Fascinating immigrants
Fascinating immigrants
Everyone I speak to seems to have their own waxwing story. A friend in Addingham had 33 of these exotic-looking winter visitors perched in a sycamore tree in her garden. A fellow WNS member was given the body of one unfortunate that killed itself colliding with a window. She took it to her ornithology class in Christ Church, Ilkley, where the group was fascinated to have such a close-up view of its plumage, especially the yellow and sealing-wax red spots on the wings, when suddenly a live bird was spied, perched just outside the window. All this is perfectly splendid, except that I seem to be the only person in Ilkley who hasn’t seen one yet. Mortifying!
However, last week at a birthday party in London I sat opposite to a woman who has even more exotic garden birds: ring-necked parakeets regularly visit her bird feeders. These engaging little emerald green parrots have flourished in the Thames Valley, apparently having no difficulty with our climate (after all they originate from the foothills of the Himalayas) and finding plentiful food, not least in bird-lovers gardens. They’re descendants of escaped captives – according to one story their ancestors escaped from the film set of The African Queen at Shepperton Studios. On an earlier visit to Kew Gardens I was entertained by a very noisy small flock of them speeding overhead into a nearby stand of trees, but not everyone is as delighted as my lunch-mate and I. They are loud, brash and hungry birds and, some experts fear that their taking over of all the available nest sites may impact on other hole-nesting birds.

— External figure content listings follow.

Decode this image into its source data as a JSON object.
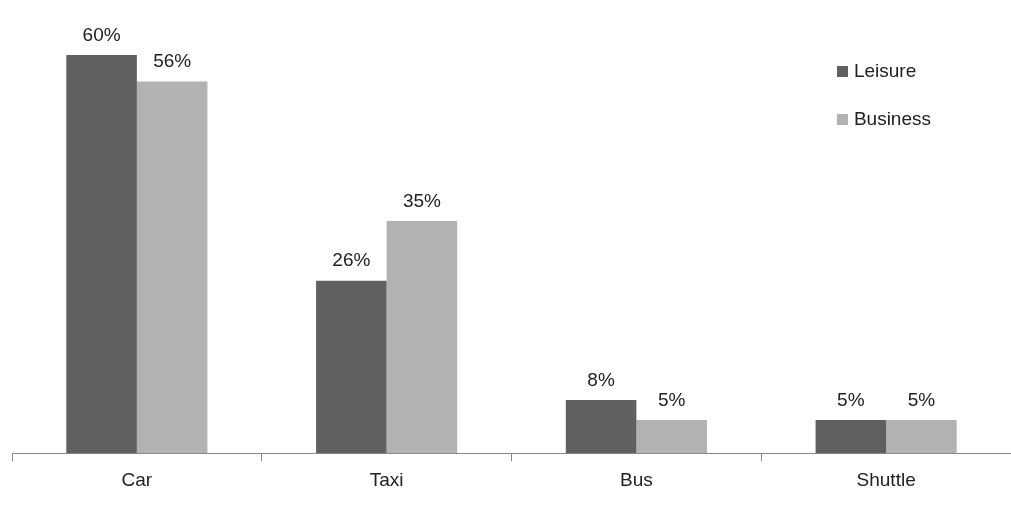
{
  "chart_data": {
    "type": "bar",
    "categories": [
      "Car",
      "Taxi",
      "Bus",
      "Shuttle"
    ],
    "series": [
      {
        "name": "Leisure",
        "color": "#606060",
        "values": [
          60,
          26,
          8,
          5
        ],
        "value_labels": [
          "60%",
          "26%",
          "8%",
          "5%"
        ]
      },
      {
        "name": "Business",
        "color": "#b2b2b2",
        "values": [
          56,
          35,
          5,
          5
        ],
        "value_labels": [
          "56%",
          "35%",
          "5%",
          "5%"
        ]
      }
    ],
    "legend": "top right",
    "grid": false
  }
}
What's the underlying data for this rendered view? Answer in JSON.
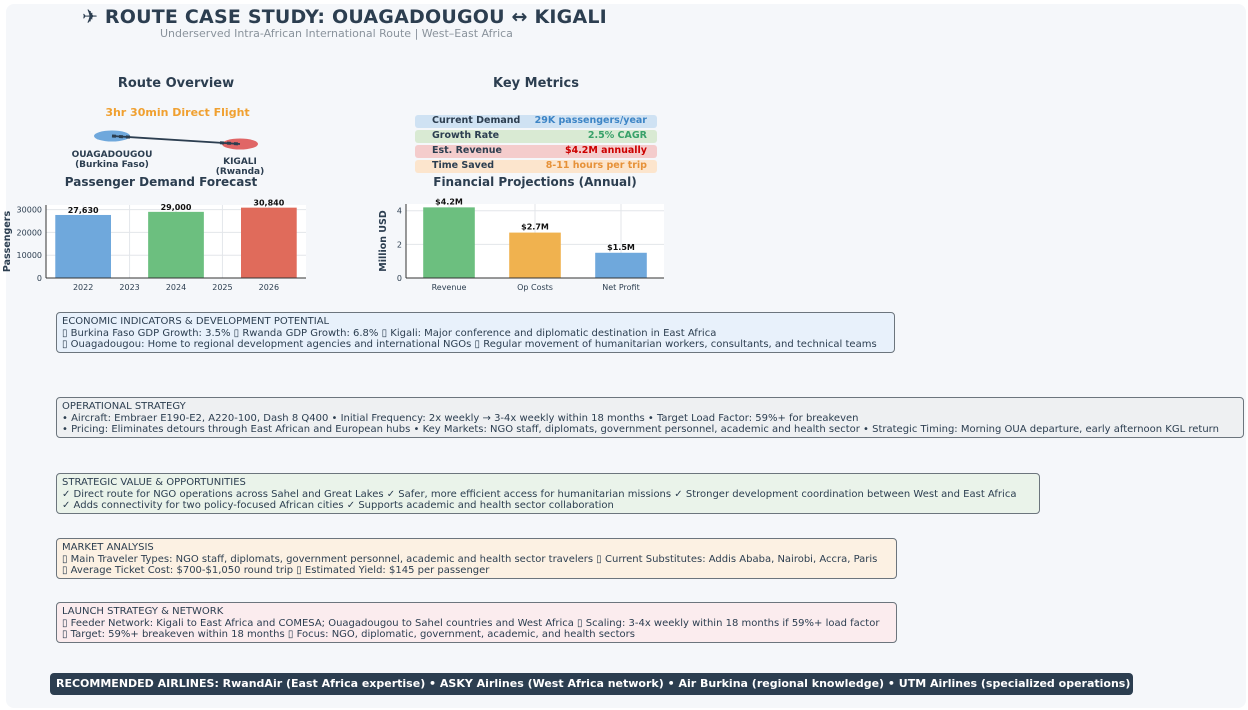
{
  "header": {
    "title": "✈ ROUTE CASE STUDY: OUAGADOUGOU ↔ KIGALI",
    "subtitle": "Underserved Intra-African International Route | West–East Africa"
  },
  "route_overview": {
    "title": "Route Overview",
    "flight_time": "3hr 30min Direct Flight",
    "origin_line1": "OUAGADOUGOU",
    "origin_line2": "(Burkina Faso)",
    "dest_line1": "KIGALI",
    "dest_line2": "(Rwanda)",
    "origin_color": "#6fa8dc",
    "dest_color": "#e06666"
  },
  "key_metrics": {
    "title": "Key Metrics",
    "items": [
      {
        "label": "Current Demand",
        "value": "29K passengers/year",
        "bg": "#cfe2f3",
        "color": "#3d85c6"
      },
      {
        "label": "Growth Rate",
        "value": "2.5% CAGR",
        "bg": "#d9ead3",
        "color": "#38a169"
      },
      {
        "label": "Est. Revenue",
        "value": "$4.2M annually",
        "bg": "#f4cccc",
        "color": "#cc0000"
      },
      {
        "label": "Time Saved",
        "value": "8-11 hours per trip",
        "bg": "#fce5cd",
        "color": "#e69138"
      }
    ]
  },
  "sections": {
    "economic": {
      "title": "ECONOMIC INDICATORS & DEVELOPMENT POTENTIAL",
      "line1": "▯ Burkina Faso GDP Growth: 3.5%  ▯ Rwanda GDP Growth: 6.8%  ▯ Kigali: Major conference and diplomatic destination in East Africa",
      "line2": "▯ Ouagadougou: Home to regional development agencies and international NGOs  ▯ Regular movement of humanitarian workers, consultants, and technical teams",
      "bg": "#e8f1fb"
    },
    "operational": {
      "title": "OPERATIONAL STRATEGY",
      "line1": "• Aircraft: Embraer E190-E2, A220-100, Dash 8 Q400  • Initial Frequency: 2x weekly → 3-4x weekly within 18 months  • Target Load Factor: 59%+ for breakeven",
      "line2": "• Pricing: Eliminates detours through East African and European hubs  • Key Markets: NGO staff, diplomats, government personnel, academic and health sector  • Strategic Timing: Morning OUA departure, early afternoon KGL return",
      "bg": "#eef0f2"
    },
    "strategic": {
      "title": "STRATEGIC VALUE & OPPORTUNITIES",
      "line1": "✓ Direct route for NGO operations across Sahel and Great Lakes  ✓ Safer, more efficient access for humanitarian missions  ✓ Stronger development coordination between West and East Africa",
      "line2": "✓ Adds connectivity for two policy-focused African cities  ✓ Supports academic and health sector collaboration",
      "bg": "#eaf3ea"
    },
    "market": {
      "title": "MARKET ANALYSIS",
      "line1": "▯ Main Traveler Types: NGO staff, diplomats, government personnel, academic and health sector travelers  ▯ Current Substitutes: Addis Ababa, Nairobi, Accra, Paris",
      "line2": "▯ Average Ticket Cost: $700-$1,050 round trip  ▯ Estimated Yield: $145 per passenger",
      "bg": "#fcf1e3"
    },
    "launch": {
      "title": "LAUNCH STRATEGY & NETWORK",
      "line1": "▯ Feeder Network: Kigali to East Africa and COMESA; Ouagadougou to Sahel countries and West Africa  ▯ Scaling: 3-4x weekly within 18 months if 59%+ load factor",
      "line2": "▯ Target: 59%+ breakeven within 18 months  ▯ Focus: NGO, diplomatic, government, academic, and health sectors",
      "bg": "#fbecee"
    }
  },
  "airlines_bar": "RECOMMENDED AIRLINES: RwandAir (East Africa expertise) • ASKY Airlines (West Africa network) • Air Burkina (regional knowledge) • UTM Airlines (specialized operations)",
  "chart_data": [
    {
      "type": "bar",
      "title": "Passenger Demand Forecast",
      "ylabel": "Passengers",
      "xlabel": "",
      "x_ticks": [
        "2022",
        "2023",
        "2024",
        "2025",
        "2026"
      ],
      "x": [
        2022,
        2024,
        2026
      ],
      "values": [
        27630,
        29000,
        30840
      ],
      "data_labels": [
        "27,630",
        "29,000",
        "30,840"
      ],
      "colors": [
        "#6fa8dc",
        "#6cbf7f",
        "#e06b5b"
      ],
      "y_ticks": [
        0,
        10000,
        20000,
        30000
      ],
      "ylim": [
        0,
        32000
      ],
      "xlim": [
        2021.2,
        2026.8
      ],
      "grid": true
    },
    {
      "type": "bar",
      "title": "Financial Projections (Annual)",
      "ylabel": "Million USD",
      "xlabel": "",
      "categories": [
        "Revenue",
        "Op Costs",
        "Net Profit"
      ],
      "values": [
        4.2,
        2.7,
        1.5
      ],
      "data_labels": [
        "$4.2M",
        "$2.7M",
        "$1.5M"
      ],
      "colors": [
        "#6cbf7f",
        "#f0b24f",
        "#6fa8dc"
      ],
      "y_ticks": [
        0,
        2,
        4
      ],
      "ylim": [
        0,
        4.4
      ],
      "grid": true
    }
  ]
}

Of course they didn’t choose to live in the Home counties. Their story mirrors that of the ruddy duck, a small stout bird with attractive ruffous plumage, a pale blue beak and stiff erect tail feathers, which escaped from collections of exotic water fowl up and down the country and seemed to fit happily into our native fauna. Alas – it appears that in Spain ruddy ducks are interbreeding with the white-headed duck, a rarer European cousin, threatening its survival as a distinct species. So, although our ruddy ducks are not noted for their frequent trips to the Continent, a cull was ordered and soon – no more ruddy ducks.
Fortunately, no such complications have arisen over another escapee, one regularly to be seen in our valley and a favourite of mine – the mandarin duck. They seem to have flourished upstream of Bolton Abbey over the last two decades, nesting on the southern sides of the valley and spending the winter on the river. I love walking through Strid Wood in winter when the bare trees give clearer views of woodland birds like nuthatch, treecreeper and great spotted woodpecker, but I always keep an eye on the river to catch the bobbing of a dipper or the flirting flight of a grey wagtail and, as I reach the dark water just below the Strid, for parties of mandarin. They seem to like snoozing among tree roots and small rocks on the sunny side of the river, and what a picture they make: the males with their metallic green and chestnut crests, white eyebrows and orange sails on their backs, the females, more subtly coloured – but elegant in shades of grey and brown and buff.